John Green and Subverting Traditional Story Structure (Reading & Writing YA Series, Part One)

In this series, Reading and Writing Young Adult, I'll be looking at the different ways that young adult fiction authors use and subvert writing techniques to tell unique stories. I'll also be including a practical applications for the aspiring YA writer, giving a writing exercises based on the author's work in some way.

Ready to delve in? In Part 1, we're looking at the king of YA himself: John Green.


LOOKING FOR STRUCTURE

In John Green's debut novel, Looking for Alaska, we meet Miles 'Pudge' Halter as he moves to a boarding school for his Junior year. What we can expect is a classic coming-of-age tale, and in many respects, Green gives us just that; circumstances develop that bring Miles to a final realisation about himself and the world around him, leaving him a little more 'adult' than when we started.

The interesting thing about Looking For Alaska's structure is that Green uses the classic story arc and subverts it.

I'll explain further: traditionally, story structure can be categorised into five main points, like a mountain with its peak. Like this:

Just a quick google search for '5 point story structure' will bring up plenty of similar images.

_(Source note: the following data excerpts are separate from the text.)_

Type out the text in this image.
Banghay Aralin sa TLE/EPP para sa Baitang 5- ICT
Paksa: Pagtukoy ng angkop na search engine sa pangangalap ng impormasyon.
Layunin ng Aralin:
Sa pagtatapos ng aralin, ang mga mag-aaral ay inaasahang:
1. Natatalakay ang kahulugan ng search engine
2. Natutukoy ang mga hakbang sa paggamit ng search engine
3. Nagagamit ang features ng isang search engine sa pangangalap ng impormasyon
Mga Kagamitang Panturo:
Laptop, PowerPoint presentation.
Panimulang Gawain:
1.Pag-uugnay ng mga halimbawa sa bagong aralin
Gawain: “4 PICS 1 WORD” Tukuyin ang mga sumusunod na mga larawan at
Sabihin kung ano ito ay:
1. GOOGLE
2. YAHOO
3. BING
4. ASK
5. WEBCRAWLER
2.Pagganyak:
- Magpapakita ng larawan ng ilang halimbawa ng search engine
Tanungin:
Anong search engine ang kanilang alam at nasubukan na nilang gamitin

Typically, the major climatic point - the crisis - comes around three quarters of the way into the story; it's the thing that forces the central character(s) to make big decisions, bringing about a resolution that has resulted in a major change. This could be a change in the character's personality, living circumstances, relationships - it's something that disrupts and brings about a new status quo that is fundamentally different than the one at the story's beginning.

So how does Looking For Alaska fit this five-point model?

What John Green does in this book is bring the major crisis forward. Instead of the climactic moment happening around three quarters in, it happens around halfway, meaning that the majority of the book is spent on the main character's searching for a resolution.

Yes, it's a little more complicated than that, but I can't say much more without giving away a major SPOILER.


LET'S WRITE

'Looking For Alaska' is set in a boarding school (not in Alaska though - that's the name of one of the characters!)

PROMPT: write about a time you've been away from home for a long time. How did you feel? Was it scary? Liberating?

Don't want to write about yourself? Create a character or use one from a story you already know and write from their perspective.